Thursday, May 24, 2012

Ban Commercials

I love Tivo or DVRs because you can skip all the commercials. Online shows, even though we can see them in their entirety, have commercials before them that we have to download and listen to before the show. Even that small amount of commercial time can affect us. Why? Because commercials are designed to make us feel like we lack something; something that we need or have to be in order to feel okay. They strive to make us feel inadequate. And they do a darn good job about it.

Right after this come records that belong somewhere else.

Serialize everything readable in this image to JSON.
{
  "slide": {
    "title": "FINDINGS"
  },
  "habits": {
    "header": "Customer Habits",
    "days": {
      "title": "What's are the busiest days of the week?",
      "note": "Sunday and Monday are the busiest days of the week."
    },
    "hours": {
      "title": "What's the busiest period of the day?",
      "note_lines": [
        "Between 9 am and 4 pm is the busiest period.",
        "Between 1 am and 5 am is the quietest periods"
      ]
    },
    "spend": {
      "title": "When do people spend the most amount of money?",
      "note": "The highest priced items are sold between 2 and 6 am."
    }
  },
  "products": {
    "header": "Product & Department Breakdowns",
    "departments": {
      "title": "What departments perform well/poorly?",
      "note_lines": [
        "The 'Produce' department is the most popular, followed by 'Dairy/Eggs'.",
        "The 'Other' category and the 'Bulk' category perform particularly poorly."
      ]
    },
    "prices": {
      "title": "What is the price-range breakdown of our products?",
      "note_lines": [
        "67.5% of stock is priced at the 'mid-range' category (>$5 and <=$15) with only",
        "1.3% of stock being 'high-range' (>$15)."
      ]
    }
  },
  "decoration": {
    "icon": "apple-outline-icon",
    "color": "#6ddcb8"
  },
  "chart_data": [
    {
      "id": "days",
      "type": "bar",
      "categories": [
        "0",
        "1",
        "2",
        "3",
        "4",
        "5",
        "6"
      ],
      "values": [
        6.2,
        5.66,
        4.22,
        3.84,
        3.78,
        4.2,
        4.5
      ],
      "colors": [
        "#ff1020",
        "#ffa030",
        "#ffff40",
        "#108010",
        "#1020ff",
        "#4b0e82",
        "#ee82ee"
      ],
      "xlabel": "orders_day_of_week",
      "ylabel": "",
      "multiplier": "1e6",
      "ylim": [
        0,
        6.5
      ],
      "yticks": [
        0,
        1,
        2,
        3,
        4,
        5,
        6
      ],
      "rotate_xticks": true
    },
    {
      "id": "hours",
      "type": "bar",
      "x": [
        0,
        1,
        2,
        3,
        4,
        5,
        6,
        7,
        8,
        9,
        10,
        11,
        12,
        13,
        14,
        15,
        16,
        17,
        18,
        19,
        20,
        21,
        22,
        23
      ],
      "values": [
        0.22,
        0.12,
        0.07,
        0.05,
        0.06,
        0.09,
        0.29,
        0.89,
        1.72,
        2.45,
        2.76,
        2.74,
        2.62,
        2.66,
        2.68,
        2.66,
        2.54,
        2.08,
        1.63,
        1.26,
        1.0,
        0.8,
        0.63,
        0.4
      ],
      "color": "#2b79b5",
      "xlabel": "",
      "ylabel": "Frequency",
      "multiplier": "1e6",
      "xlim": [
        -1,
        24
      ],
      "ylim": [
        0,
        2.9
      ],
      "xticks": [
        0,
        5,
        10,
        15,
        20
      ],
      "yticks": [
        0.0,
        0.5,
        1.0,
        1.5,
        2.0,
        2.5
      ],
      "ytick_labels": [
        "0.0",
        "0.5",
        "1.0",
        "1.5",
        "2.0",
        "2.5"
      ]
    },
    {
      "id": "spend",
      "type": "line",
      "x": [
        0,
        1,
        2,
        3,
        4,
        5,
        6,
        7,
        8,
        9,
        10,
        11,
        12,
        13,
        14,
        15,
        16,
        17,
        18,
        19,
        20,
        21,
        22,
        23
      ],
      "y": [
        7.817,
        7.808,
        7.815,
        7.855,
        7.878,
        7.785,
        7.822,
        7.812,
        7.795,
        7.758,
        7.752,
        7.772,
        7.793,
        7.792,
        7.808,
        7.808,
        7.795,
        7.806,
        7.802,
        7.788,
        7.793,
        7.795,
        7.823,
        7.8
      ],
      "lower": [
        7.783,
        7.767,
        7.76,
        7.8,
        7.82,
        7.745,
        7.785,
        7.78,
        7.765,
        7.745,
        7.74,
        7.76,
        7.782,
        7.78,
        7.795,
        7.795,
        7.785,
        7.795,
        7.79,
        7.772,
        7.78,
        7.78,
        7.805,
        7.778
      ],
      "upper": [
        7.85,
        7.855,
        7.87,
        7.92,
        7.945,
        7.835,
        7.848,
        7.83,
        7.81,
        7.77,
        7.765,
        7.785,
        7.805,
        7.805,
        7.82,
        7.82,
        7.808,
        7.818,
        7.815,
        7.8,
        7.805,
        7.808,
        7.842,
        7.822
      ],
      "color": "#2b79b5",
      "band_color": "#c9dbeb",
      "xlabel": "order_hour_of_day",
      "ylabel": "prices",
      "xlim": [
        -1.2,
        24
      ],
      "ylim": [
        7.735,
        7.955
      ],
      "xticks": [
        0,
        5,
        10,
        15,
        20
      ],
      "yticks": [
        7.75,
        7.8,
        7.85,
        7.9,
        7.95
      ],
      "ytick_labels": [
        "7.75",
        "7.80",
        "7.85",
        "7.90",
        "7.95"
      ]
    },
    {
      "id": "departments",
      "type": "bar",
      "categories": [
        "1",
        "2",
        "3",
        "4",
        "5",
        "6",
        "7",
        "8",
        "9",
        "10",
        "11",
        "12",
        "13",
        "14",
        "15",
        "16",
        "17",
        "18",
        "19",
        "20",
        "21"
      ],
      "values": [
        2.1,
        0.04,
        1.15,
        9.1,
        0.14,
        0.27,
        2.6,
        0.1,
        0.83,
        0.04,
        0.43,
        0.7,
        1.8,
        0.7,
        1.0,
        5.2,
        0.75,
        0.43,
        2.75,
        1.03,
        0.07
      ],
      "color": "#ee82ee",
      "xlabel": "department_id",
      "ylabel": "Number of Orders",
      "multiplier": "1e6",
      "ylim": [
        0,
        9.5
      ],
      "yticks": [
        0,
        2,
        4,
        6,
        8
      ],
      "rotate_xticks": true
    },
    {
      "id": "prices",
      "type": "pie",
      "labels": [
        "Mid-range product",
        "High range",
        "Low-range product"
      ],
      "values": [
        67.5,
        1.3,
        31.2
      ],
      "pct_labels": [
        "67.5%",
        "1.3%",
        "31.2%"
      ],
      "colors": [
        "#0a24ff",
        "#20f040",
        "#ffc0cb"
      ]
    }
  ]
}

Essentially commercials stir up feelings of inadequacy by suggesting that we would be happier, healthier, and more loved if we buy their product. We see visions of immaculate skin with no wrinkles, ripped abs, and toned arms. Glistening new cars spin toward us on water-slicked roadways and lure us to believe we would be cooler if we drove them. Even cereal products promise more family harmony because they bring love in the morning. Really? Who are they kidding?

The temptation, caused by comparison, is to overcome our lesser position by "buying into" the cool set. It's like being in high school for the rest of our lives. Just trying to get to the table with the cool kids. And so with the right clothes, car, look, and computer, I can be one of the cool kids. It won't happen because comparisons are odious.

I will never look like Brad Pitt or Tom Cruise. I won't have the "cool" of George Clooney (I also probably won't have his money). At the end of the day, I will just be me and the sooner I accept that, the better off my life will be. Yet TV and magazines will pummel me with images of what I could be if I buy, drive, or wear something different. Somehow we've got to stop the madness.

In reality we are who and what we are. Trying to better ourselves through education or fitness enhances our total well-being, but trying to buy into having a cool life will only end in frustration. The sooner we can look into the mirror and love who we are (even though we might still push ourselves) the sooner we will have a sense of peace instead of a sense of inadequacy.

Ask yourself honestly. When you look in the mirror, or look at your life do you have a desire to be something or someone else? If so, is it really an inner drive to enhance your life, or a brainwashing that you have to be like someone else? If it is an inner drive to enhance your life, then pursue it. But if you realize that it is just Madison Avenue talking and making you feel inadequate take another look. You are wonderful, we are all wonderful as we are. Some of us have a desire to improve and that is fine. But even on the journey we are all still wonderful, valuable, good, cool, people. We just have to stop comparing and start accepting.